Musikalische Indizien

Der liefert in seinem Buch zahlreiche Indizien, warum das Lied nicht von In der Gand stammen kann. So vergleicht er es mit dessen wenigen bekannten Eigenkompositionen und weist detailliert nach, dass es keine musikalischen Ähnlichkeiten gibt. Sondern in Sprache und Stil viel eher zu übermütigen, wobei musikalisch versierten Soldaten passt. Einen wichtigen Beweis sieht Burgert auch in der Tatsache, dass Gilberte selber auf das Filmdrehbuch Einfluss nahm, um die These der komponierenden Soldaten zu stützen. Offenbar wollte sie sogar Luzern als Herkunft der Soldaten durchsetzen, was dann aus dramaturgischen Gründen entfiel.

Burgerts Fährtensuche ist faszinierend, auch wenn sein Einsatz eines Pendels für die Bestätigung einiger Thesen befremden mag. Und einen Knüller bietet er noch: Im Lied ist von Trompeter und Tambour die Rede. Doch Robert Lustenberger und Oskar Portmann waren Tambouren. Wer also sind die Trompeter? Burgert kommt zwei weiteren Entlebucher Co-Autoren des Liedes auf die Spur.

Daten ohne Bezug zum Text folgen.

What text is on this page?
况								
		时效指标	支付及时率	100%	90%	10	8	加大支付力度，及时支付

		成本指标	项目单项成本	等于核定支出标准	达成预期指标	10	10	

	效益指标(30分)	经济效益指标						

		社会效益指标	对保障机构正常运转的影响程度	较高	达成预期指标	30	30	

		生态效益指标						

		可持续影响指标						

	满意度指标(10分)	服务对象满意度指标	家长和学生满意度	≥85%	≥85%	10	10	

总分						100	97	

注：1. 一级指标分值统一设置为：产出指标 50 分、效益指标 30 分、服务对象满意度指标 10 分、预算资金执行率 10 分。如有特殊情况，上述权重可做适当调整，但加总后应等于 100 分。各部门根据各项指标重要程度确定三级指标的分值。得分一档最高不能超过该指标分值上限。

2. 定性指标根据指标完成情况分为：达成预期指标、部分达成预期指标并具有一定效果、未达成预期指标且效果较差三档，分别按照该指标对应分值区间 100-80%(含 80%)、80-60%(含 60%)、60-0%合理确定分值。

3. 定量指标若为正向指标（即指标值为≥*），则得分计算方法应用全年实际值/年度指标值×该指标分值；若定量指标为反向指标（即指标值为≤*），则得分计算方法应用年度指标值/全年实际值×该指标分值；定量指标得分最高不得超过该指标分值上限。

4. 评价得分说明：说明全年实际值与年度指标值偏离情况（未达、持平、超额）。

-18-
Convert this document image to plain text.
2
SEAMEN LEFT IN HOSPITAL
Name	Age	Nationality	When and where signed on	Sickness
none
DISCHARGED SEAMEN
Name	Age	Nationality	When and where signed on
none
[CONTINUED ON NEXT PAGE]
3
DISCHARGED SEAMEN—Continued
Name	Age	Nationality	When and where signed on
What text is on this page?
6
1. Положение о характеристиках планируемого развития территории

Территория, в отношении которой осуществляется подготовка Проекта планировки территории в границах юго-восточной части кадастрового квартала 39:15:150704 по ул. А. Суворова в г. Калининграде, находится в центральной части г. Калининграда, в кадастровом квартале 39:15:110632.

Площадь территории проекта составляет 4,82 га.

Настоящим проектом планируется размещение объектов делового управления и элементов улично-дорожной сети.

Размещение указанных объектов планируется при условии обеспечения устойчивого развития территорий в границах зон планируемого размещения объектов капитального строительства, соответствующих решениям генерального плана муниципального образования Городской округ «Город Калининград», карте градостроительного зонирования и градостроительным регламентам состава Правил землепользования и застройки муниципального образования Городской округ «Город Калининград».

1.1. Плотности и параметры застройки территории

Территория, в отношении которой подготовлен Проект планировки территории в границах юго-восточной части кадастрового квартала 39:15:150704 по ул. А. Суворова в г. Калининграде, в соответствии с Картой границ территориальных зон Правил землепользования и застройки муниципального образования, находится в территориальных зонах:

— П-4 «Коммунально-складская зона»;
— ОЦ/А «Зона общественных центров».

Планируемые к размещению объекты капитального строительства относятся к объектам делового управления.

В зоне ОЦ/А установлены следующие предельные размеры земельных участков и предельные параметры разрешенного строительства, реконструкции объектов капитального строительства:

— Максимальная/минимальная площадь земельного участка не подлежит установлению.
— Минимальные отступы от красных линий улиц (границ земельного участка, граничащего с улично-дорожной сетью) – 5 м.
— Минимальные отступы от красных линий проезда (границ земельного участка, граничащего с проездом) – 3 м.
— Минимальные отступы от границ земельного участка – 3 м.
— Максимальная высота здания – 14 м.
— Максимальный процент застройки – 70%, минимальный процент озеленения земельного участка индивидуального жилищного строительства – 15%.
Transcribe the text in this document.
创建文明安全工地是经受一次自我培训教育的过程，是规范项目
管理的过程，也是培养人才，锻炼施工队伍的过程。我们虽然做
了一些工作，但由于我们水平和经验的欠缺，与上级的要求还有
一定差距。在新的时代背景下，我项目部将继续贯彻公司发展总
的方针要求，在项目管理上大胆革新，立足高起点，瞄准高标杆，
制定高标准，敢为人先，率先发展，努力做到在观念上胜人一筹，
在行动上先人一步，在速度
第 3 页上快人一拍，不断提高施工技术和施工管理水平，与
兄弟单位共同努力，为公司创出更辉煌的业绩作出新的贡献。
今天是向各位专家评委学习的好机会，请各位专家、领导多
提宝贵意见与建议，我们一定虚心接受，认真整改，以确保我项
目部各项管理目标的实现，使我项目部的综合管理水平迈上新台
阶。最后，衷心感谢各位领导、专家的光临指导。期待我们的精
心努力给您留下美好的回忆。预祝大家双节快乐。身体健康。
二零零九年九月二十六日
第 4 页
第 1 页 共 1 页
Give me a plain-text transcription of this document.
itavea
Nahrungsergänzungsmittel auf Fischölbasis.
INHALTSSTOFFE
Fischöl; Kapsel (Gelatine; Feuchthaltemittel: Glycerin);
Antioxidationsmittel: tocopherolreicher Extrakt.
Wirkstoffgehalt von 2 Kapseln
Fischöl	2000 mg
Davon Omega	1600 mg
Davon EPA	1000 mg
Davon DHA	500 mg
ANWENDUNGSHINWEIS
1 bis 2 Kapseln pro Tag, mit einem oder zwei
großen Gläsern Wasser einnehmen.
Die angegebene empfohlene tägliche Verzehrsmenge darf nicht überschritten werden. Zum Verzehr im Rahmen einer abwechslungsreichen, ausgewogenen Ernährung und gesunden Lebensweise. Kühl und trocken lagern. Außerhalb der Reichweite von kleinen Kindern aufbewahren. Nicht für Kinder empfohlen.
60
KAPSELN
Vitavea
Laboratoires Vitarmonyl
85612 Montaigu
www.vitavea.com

Solche Recherchen sind genauso spannend wie die vielen Kurzbiografien, die Burgert hinzugefügt hat: von derjenigen Hanns In der Gands und den Mitgliedern der polnischen Flüchtlingsfamilie, aus der er stammte, über die Familien von Portmann und Lustenberger bis zu Gilberte selber. Für besonders Interessierte bietet das umfassende Buch auch den Entlebucher Musikspiegel sowie zahlreiche Textanhänge und Dokumente um das Mysterium der «Gilberte de Courgenay». Und um ihr Lied.